The smaller pool of qualified mental health practitioners also may be due to medical students not knowing enough about the category. A study of 136 medical students and 61 internal medicine residents at an academic health center evaluated their beliefs and attitudes regarding 25 content areas essential to the primary care of older adults. Students and residents expressed similar beliefs about the importance of content areas, and attitudes toward aging did not appreciably differ. However, students rated lower in knowledge in areas surrounding general primary care, such as chronic conditions and medications. Residents reported larger gap scores in areas that reflected specialists’ expertise (eg, driving risk, cognition, and psychiatric symptoms).
VA does have channels for filling the gap in geriatric health care. Established in 1975, Geriatric Research, Education, and Clinical Centers (GRECCs), are the department’s centers of excellence focused on aging. Currently, there are 20 GRECCs across the country, each connected with a major research university. Studies focus on aging, for example, examining the effects of Alzheimer’s disease or traumatic brain injuries.
Geriatric Scholars
To specifically fill the gap in mental health care, the Geriatric Scholars Program (GSP) was developed in 2008. Initially focused on primary care physicians, nurse practitioners, physician assistants, and pharmacists, the program later expanded to include other disciplines, including psychiatrists. In 2013, the GSP–Psychology Track (GSP-P) was developed because there were no commercially available training in geropsychology for licensed psychologists. GSP-P is based on an evidence-based educational model for the VA primary care workforce and includes a stepwise curriculum design, pilot implementation, and program evaluation.
A recent survey that assessed the track’s effectiveness found respondents “strongly agreed” that participation in the program improved their geropsychology knowledge and skills. That positive reaction led to shifts in practice that had a positive impact on VA organizational goals. Several GSP-P graduates have become board certified in geropsychology and many proceed to supervise geropsychology-focused clinical rotations for psychology practicum students, predoctoral interns, and postdoctoral fellows.
Whether programs such as GSP-P can adequately address the dwindling number of VA mental health care professionals remains to be seen. More than 160 doctors, psychologists, nurses, and researchers sent a letter to VA Secretary Doug Collins, the VA inspector general, and congressional leaders on Sept. 24 warning that workforce reductions and moves to outsource care will harm veterans.

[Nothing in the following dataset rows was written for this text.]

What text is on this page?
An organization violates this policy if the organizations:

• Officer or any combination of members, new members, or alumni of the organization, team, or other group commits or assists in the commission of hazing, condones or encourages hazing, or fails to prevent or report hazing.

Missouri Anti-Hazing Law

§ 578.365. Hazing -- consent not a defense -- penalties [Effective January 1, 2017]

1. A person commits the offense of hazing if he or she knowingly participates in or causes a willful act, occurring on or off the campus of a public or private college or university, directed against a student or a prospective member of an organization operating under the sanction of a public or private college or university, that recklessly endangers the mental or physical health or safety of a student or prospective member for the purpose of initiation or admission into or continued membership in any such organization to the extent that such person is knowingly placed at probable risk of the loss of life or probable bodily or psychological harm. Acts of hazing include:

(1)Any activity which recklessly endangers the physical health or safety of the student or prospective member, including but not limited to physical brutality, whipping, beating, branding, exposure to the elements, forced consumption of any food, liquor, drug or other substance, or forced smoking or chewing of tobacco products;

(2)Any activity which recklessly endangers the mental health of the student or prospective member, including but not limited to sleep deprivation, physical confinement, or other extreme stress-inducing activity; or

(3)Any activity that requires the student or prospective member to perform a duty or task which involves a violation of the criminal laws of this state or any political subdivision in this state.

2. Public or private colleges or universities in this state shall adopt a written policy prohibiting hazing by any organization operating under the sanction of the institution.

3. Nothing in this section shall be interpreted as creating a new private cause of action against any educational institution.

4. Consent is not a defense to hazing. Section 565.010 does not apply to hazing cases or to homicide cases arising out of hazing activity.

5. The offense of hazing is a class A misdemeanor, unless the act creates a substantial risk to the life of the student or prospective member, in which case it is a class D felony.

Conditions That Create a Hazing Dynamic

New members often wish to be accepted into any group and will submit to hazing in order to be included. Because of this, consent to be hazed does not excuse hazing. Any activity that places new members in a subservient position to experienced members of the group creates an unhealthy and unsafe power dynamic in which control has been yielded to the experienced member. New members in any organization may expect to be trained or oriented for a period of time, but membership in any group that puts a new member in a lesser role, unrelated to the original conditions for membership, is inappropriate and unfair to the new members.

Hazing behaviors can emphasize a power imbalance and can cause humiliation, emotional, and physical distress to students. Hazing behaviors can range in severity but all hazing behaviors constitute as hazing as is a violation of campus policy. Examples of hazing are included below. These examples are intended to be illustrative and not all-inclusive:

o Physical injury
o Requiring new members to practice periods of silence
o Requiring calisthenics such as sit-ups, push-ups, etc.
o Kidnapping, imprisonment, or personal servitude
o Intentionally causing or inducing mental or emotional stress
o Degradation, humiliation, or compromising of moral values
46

“We have witnessed these ongoing harms and can provide evidence and testimony of their impacts,” the letter read. By the next day, the number of signees had increased to 350.
Though these shortages may impact their mental health care, older veterans could have an edge in mental resilience. While research in younger adults has found positive linear associations between physical health difficulties and severity of psychiatric symptoms, older veterans may benefit from what researchers have called an “aging paradox,” in which mental health improves later in life despite declining physical and cognitive function. A 2021 study suggests that prevention and treatment strategies designed to foster attachment security, mindfulness, and purpose in life may help enhance psychological resilience to physical health difficulties in older veterans.